Just to be clear, I think there are good odds that RGIII is toast. Based on what happened between 2013 and 2015 it seems like the explanation that fits all of the facts is that he can’t hold up to the beating he takes in a true read option offense, and he can’t run an NFL offense. But if Hue Jackson did figure out an offense that RGIII could run, there aren’t any QBs out there that actually have better physical tools. Maybe his speed is compromised by his various leg injuries, but coming into the NFL there probably hasn’t ever been a better mix of ridiculous arm and ridiculous legs… the “well actually” crowd is raising their hand to say Michael Vick, which is fair enough.
But as Shawn Siegele said in a recent RotoViz Slack conversation, just imagine 2012 RGIII throwing to 2013 Josh Gordon and the Corey Coleman we saw at Baylor.
The explanation that I gave for RGIII’s career probably isn’t very flattering, but here’s an additional bit of context that might be even less flattering. It could be the case that his prior coaches, confronted with having to tailor an offense to what he can do just said: Fuck it, the guy’s a douchebag, why should we try to work around his flaws? If that’s actually the case (RGIII being a douchebag is becoming harder to argue with) then just going to a coach that wants to see him succeed could be a big deal. During Griffin’s last start with WAS in 2014 he actually put up 25 fantasy points in a blowout garbage time loss to DAL. He mostly did that with a mix of screen passes1, and then a rushing touchdown. Like I said, it was a blowout garbage-time-fueled fantasy day. But it seems like he could also do that with the Browns if they want him to.
To put that another way, some coaching staffs would see Griffin’s play on the field and decide to move on, even if they’re moving on to Kirk Cousins. But if the coaching staff in question knew they were getting that version of RGIII, and in fact they sought it out and protected him from a camp battle, then they would be a lot more likely to stick with him.
So maybe if I’m estimating the odds of various scenarios I would say:
- 45 percent RGIII is done and either he gets injured or he wears out his welcome with his third coaching staff at some point in the season.
- 45 percent the CLE coaches don’t mind throwing him out there and letting him rack up cheap fantasy points in workmanlike low efficiency games where the Browns are on the business end of the scoreboard all day. Then they move on from him when they get a chance to draft a good young QB.

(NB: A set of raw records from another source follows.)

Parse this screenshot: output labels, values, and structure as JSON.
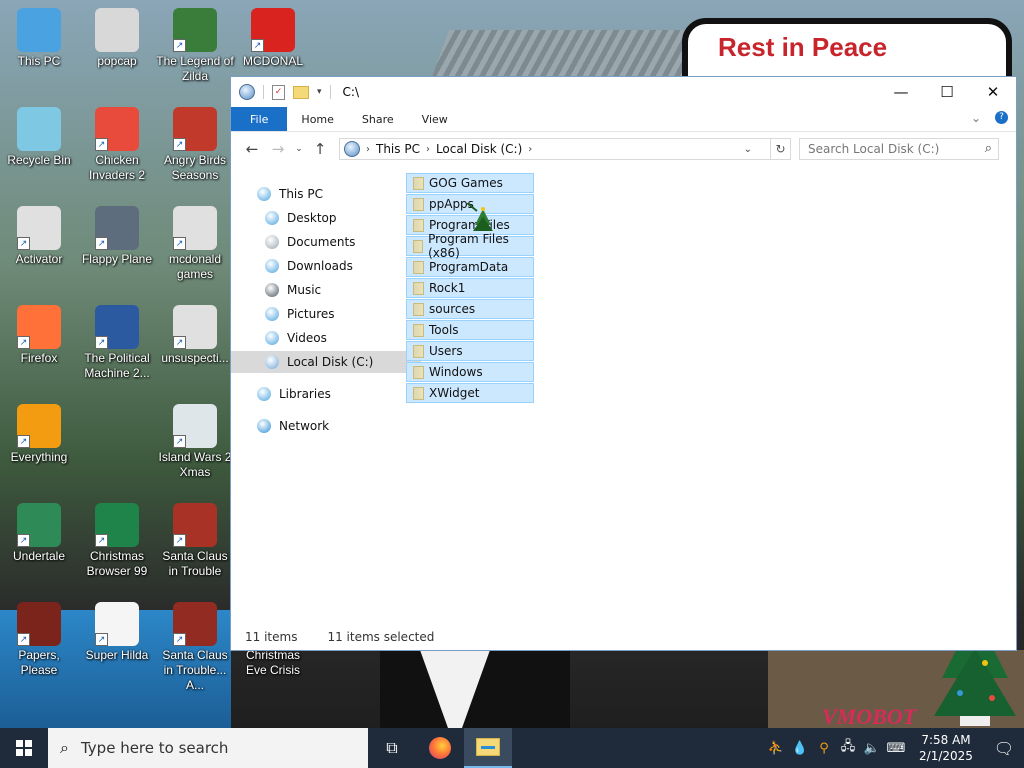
{
  "wallpaper": {
    "sign_text": "Rest in Peace",
    "watermark": "VMOBOT"
  },
  "desktop_icons": [
    {
      "label": "This PC",
      "color": "#4aa3e0"
    },
    {
      "label": "popcap",
      "color": "#d8d8d8"
    },
    {
      "label": "The Legend of Zilda",
      "color": "#3a7d3a"
    },
    {
      "label": "MCDONAL",
      "color": "#d8231f"
    },
    {
      "label": "Recycle Bin",
      "color": "#7ec8e3"
    },
    {
      "label": "Chicken Invaders 2",
      "color": "#e84b3c"
    },
    {
      "label": "Angry Birds Seasons",
      "color": "#c0392b"
    },
    {
      "label": "Activator",
      "color": "#e0e0e0"
    },
    {
      "label": "Flappy Plane",
      "color": "#5d6d7e"
    },
    {
      "label": "mcdonald games",
      "color": "#e0e0e0"
    },
    {
      "label": "Firefox",
      "color": "#ff7139"
    },
    {
      "label": "The Political Machine 2...",
      "color": "#2c5aa0"
    },
    {
      "label": "unsuspecti...",
      "color": "#e0e0e0"
    },
    {
      "label": "Everything",
      "color": "#f39c12"
    },
    {
      "label": "Island Wars 2 Xmas",
      "color": "#dfe6e9"
    },
    {
      "label": "Undertale",
      "color": "#2e8b57"
    },
    {
      "label": "Christmas Browser 99",
      "color": "#1e8449"
    },
    {
      "label": "Santa Claus in Trouble",
      "color": "#a93226"
    },
    {
      "label": "Papers, Please",
      "color": "#7b241c"
    },
    {
      "label": "Super Hilda",
      "color": "#f5f5f5"
    },
    {
      "label": "Santa Claus in Trouble... A...",
      "color": "#922b21"
    },
    {
      "label": "Christmas Eve Crisis",
      "color": "#34495e"
    }
  ],
  "explorer": {
    "title": "C:\\",
    "ribbon_tabs": [
      "File",
      "Home",
      "Share",
      "View"
    ],
    "breadcrumb": [
      "This PC",
      "Local Disk (C:)"
    ],
    "search_placeholder": "Search Local Disk (C:)",
    "nav": [
      {
        "label": "This PC",
        "color": "#4aa3e0"
      },
      {
        "label": "Desktop",
        "color": "#4aa3e0"
      },
      {
        "label": "Documents",
        "color": "#9aa6b2"
      },
      {
        "label": "Downloads",
        "color": "#4aa3e0"
      },
      {
        "label": "Music",
        "color": "#4a5560"
      },
      {
        "label": "Pictures",
        "color": "#4aa3e0"
      },
      {
        "label": "Videos",
        "color": "#4aa3e0"
      },
      {
        "label": "Local Disk (C:)",
        "color": "#6fa7d6"
      },
      {
        "label": "Libraries",
        "color": "#4aa3e0"
      },
      {
        "label": "Network",
        "color": "#2b8fd6"
      }
    ],
    "files": [
      "GOG Games",
      "ppApps",
      "Program Files",
      "Program Files (x86)",
      "ProgramData",
      "Rock1",
      "sources",
      "Tools",
      "Users",
      "Windows",
      "XWidget"
    ],
    "status_count": "11 items",
    "status_selected": "11 items selected"
  },
  "taskbar": {
    "search_placeholder": "Type here to search",
    "time": "7:58 AM",
    "date": "2/1/2025"
  },
  "colors": {
    "accent": "#1a6fc7",
    "selection": "#cce8ff",
    "taskbar": "#1f2b3a"
  }
}
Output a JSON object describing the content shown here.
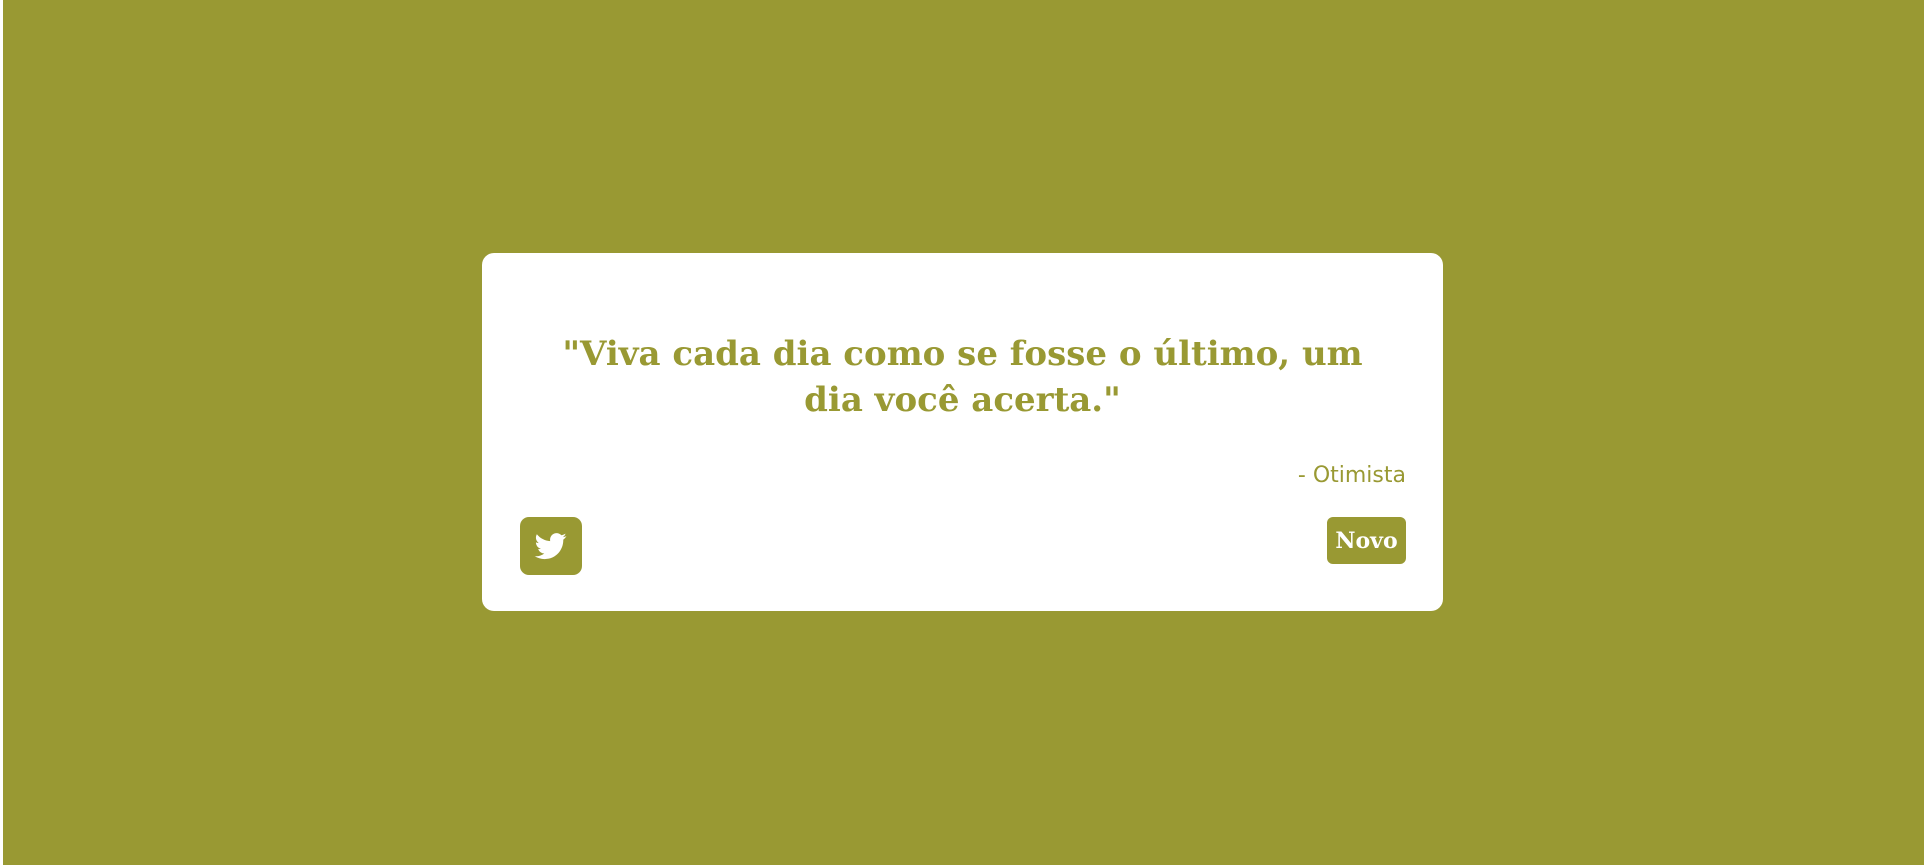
{
  "theme": {
    "accent_color": "#999933",
    "card_color": "#ffffff"
  },
  "quote": {
    "text": "\"Viva cada dia como se fosse o último, um dia você acerta.\"",
    "author": "- Otimista"
  },
  "actions": {
    "tweet_icon": "twitter-bird-icon",
    "new_label": "Novo"
  }
}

- 10 percent the CLE coaches figure out an offense that suits what RGIII can still do and he’s throwing the ball all over the field to Josh Gordon and Corey Coleman, while also adding in 25 rushing yards per game and some rushing touchdowns.
These are all very subjective judgments based on taking the facts we have from the past four years, but I’m trying to use them to come to some kind of assessment on what we could see from Griffin. I don’t think he’s likely to succeed long term in CLE, but if he did then it would be spectacular. As a result of this realization I am paying more attention to Griffin during the preseason. He was totally off my radar, simply because I deemed the most likely scenario to be failure, but the addition of Josh Gordon back to the team is making me pay attention.